The purpose of this code is to utilize the output files generated by the ConceptX_Converter to construct a hierarchical model with Gensim. This enables the matching of new input sentences to the high-dimensional space produced by ConceptX, allowing users to gain a deeper comprehension of its output.
The main.py provides an example of how to use the code. When you run the code, we are assuming you already using the ConceptX to generate the activations, and using the ConceptX_Converter to convert the activations to the input format of word2Vec.
The following code will be used to initialize the model
model = HierarchicalModel('files/output12.txt', 'bert-base-cased')
where the first parameter is the path to the w2c format file generated by the ConceptX_Converter, and the second parameter is the name of the BERT model you want to use. The default value is 'bert-base-cased'. The model will take a few minutes to load, depending on the size of the output file.
The following code will be used to get the top n most similar words to the input word
model.model.get_most_simiar_words(word, line, position, n)

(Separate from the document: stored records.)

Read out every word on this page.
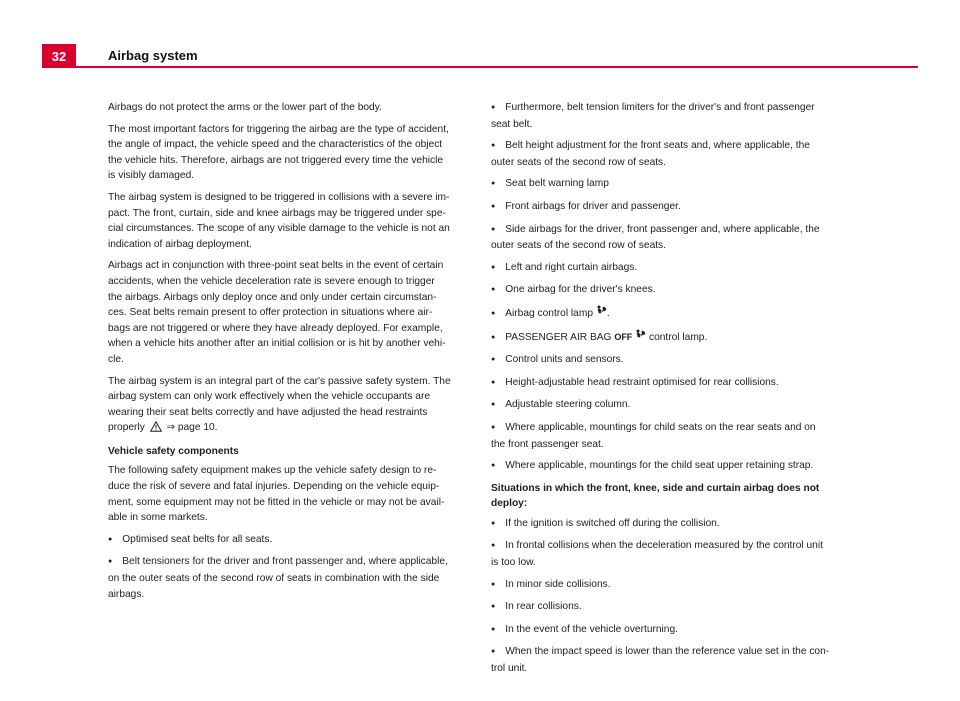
32	Airbag system

Airbags do not protect the arms or the lower part of the body.

The most important factors for triggering the airbag are the type of accident,
the angle of impact, the vehicle speed and the characteristics of the object
the vehicle hits. Therefore, airbags are not triggered every time the vehicle
is visibly damaged.

The airbag system is designed to be triggered in collisions with a severe im-
pact. The front, curtain, side and knee airbags may be triggered under spe-
cial circumstances. The scope of any visible damage to the vehicle is not an
indication of airbag deployment.

Airbags act in conjunction with three-point seat belts in the event of certain
accidents, when the vehicle deceleration rate is severe enough to trigger
the airbags. Airbags only deploy once and only under certain circumstan-
ces. Seat belts remain present to offer protection in situations where air-
bags are not triggered or where they have already deployed. For example,
when a vehicle hits another after an initial collision or is hit by another vehi-
cle.

The airbag system is an integral part of the car's passive safety system. The
airbag system can only work effectively when the vehicle occupants are
wearing their seat belts correctly and have adjusted the head restraints
properly  ⇒ page 10.

Vehicle safety components

The following safety equipment makes up the vehicle safety design to re-
duce the risk of severe and fatal injuries. Depending on the vehicle equip-
ment, some equipment may not be fitted in the vehicle or may not be avail-
able in some markets.

● Optimised seat belts for all seats.
● Belt tensioners for the driver and front passenger and, where applicable,
on the outer seats of the second row of seats in combination with the side
airbags.
● Furthermore, belt tension limiters for the driver's and front passenger
seat belt.
● Belt height adjustment for the front seats and, where applicable, the
outer seats of the second row of seats.
● Seat belt warning lamp
● Front airbags for driver and passenger.
● Side airbags for the driver, front passenger and, where applicable, the
outer seats of the second row of seats.
● Left and right curtain airbags.
● One airbag for the driver's knees.
● Airbag control lamp .
● PASSENGER AIR BAG OFF  control lamp.
● Control units and sensors.
● Height-adjustable head restraint optimised for rear collisions.
● Adjustable steering column.
● Where applicable, mountings for child seats on the rear seats and on
the front passenger seat.
● Where applicable, mountings for the child seat upper retaining strap.
Situations in which the front, knee, side and curtain airbag does not
deploy:
● If the ignition is switched off during the collision.
● In frontal collisions when the deceleration measured by the control unit
is too low.
● In minor side collisions.
● In rear collisions.
● In the event of the vehicle overturning.
● When the impact speed is lower than the reference value set in the con-
trol unit.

The code takes in two parameters. The first parameter represents the input word to be analyzed, while the second parameter specifies the number of most similar words (from the original dataset used to train ConceptX) to be retrieved. By default, the code retrieves the top 10 most similar words.
When the line and position number are not specified, the code retrieves the most similar words for all occurrences of the input word in the file that was used to create the HierarchicalModel. For example, if the input word is 'He', the code will find all the similar words for every instance of 'He' in the file that was used to generate the HierarchicalModel.
However, if the user wants to retrieve the most similar words for a specific word, they will need to specify the line and position number. This allows for a more targeted analysis, honing in on specific areas of interest within the text.
The following code will be used to get the top n most similar sentences to the input sentence
model.model.get_most_simiar_word_for_new_input(sentence, n)
The code takes in two parameters. The first parameter represents the input sentence to be analyzed, while the second parameter specifies the number of most similar words (from the original dataset used to train ConceptX) to be retrieved. By default, the code retrieves the top 10 most similar words.